Theoretically, all of that would occur before the Senate leaves for the recess this Friday.
Frist has not yet secured the blessing of Senate Appropriations Chairman Ted Stevens (R-Alaska), who also chairs the Defense subcommittee, to go forward with the Defense spending bill on the floor this week.
Stevens’ reluctance has stemmed from the extended debate on the Defense authorization bill, said a senior Senate GOP aide. But the aide noted that Stevens’ decision to mark up his Defense appropriations measure today in both subcommittee and full committee indicates his increased willingness to let Frist bring it to the floor this week.
If Stevens balks, then the other options for floor time are the Homeland Security spending measure or a bill to send more class-action lawsuits to federal courts, the senior Senate GOP aide said.
But assuming Defense week is “on,” Frist’s ability to finish the work on time will depend not just on lawmakers’ desire to leave town for the recess, but also on Members’ fears of the political fallout back home if they leave the all-important Defense spending bill flapping in the wind for a week.

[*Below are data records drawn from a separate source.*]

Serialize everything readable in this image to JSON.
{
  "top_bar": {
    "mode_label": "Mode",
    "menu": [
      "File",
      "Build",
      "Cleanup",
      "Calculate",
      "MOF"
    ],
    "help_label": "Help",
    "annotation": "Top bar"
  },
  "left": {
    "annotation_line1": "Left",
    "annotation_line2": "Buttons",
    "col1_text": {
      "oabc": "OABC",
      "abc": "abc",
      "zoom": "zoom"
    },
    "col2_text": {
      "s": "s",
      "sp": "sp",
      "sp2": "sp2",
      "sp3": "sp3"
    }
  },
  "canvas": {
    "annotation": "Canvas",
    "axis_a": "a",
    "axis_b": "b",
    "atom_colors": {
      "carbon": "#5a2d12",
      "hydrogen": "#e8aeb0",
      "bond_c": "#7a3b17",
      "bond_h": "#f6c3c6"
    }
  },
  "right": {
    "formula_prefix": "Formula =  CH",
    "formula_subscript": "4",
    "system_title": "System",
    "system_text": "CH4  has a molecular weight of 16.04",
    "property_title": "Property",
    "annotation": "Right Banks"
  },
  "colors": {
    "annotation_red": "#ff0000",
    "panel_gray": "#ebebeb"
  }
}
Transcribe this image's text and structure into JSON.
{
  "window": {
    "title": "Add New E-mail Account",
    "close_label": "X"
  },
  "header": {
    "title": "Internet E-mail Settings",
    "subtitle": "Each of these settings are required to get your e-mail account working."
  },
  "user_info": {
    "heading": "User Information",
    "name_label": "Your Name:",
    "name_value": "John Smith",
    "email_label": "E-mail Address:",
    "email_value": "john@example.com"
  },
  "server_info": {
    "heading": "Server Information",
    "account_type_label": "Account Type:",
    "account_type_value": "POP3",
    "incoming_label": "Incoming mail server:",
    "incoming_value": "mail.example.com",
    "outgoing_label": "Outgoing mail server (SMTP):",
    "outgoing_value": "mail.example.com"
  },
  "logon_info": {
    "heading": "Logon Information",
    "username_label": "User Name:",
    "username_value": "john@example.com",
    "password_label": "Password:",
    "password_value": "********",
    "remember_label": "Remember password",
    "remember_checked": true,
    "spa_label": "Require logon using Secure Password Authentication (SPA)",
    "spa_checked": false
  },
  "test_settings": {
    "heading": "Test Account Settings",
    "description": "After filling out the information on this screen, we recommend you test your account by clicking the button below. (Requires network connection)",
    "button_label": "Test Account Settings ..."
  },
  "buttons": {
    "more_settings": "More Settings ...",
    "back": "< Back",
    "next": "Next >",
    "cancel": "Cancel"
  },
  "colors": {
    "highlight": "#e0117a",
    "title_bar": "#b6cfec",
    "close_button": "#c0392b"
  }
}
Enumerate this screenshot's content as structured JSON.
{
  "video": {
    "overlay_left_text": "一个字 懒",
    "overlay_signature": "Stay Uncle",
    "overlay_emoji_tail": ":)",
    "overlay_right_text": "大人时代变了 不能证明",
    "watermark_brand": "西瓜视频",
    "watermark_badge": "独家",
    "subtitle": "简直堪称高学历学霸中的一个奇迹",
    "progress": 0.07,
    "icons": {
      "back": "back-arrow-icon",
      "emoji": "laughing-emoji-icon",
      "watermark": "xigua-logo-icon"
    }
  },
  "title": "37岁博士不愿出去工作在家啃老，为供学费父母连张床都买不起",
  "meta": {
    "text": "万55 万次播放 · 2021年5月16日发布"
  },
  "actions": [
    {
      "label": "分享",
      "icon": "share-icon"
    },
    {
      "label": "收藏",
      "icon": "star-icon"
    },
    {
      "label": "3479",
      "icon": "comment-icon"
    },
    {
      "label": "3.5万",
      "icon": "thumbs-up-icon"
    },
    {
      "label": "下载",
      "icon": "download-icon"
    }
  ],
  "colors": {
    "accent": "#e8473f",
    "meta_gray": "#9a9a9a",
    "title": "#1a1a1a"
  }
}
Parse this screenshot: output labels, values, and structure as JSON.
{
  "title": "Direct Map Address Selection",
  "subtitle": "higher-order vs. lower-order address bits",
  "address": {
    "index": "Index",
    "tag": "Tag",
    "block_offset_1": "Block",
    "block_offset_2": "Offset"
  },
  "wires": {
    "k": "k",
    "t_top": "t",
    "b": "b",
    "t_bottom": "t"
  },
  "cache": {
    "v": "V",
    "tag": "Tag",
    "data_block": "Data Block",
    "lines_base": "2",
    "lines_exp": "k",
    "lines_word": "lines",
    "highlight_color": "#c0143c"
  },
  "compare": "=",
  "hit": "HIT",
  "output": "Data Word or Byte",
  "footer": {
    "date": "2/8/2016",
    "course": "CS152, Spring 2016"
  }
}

And if recent history is any guide, it’s a good bet that Senators will begin to lose that fighting spirit as soon as the specter of a Saturday session appears likely.
Still, it’s not exactly going to be smooth sailing for Frist, even if he does manage to get out of town in time for his own reported trip to a NATO summit in Istanbul.
Routinely, House Democrats are forced to make their political points with the oft-ignored “motion to recommit” — a procedural maneuver in which they try to send a bill back to committee and have it changed into the Democratic version. But Democratic Senators have been attracting big headlines with political-message amendments to the Defense authorization bill during the nearly four weeks it has been on the Senate floor.
And this week will be no different. For example, Sen. Frank Lautenberg (D-N.J.) plans to press for a vote on his proposal to open up Delaware’s Dover Air Force base to photojournalists who want snapshots of coffins holding the remains soldiers killed in Iraq or Afghanistan.
An amendment by Sen. Edward Kennedy (D-Mass.) that would require President Bush to supply Congress with a detailed “exit strategy” for Iraq also may come up on either the authorization bill or the spending measure.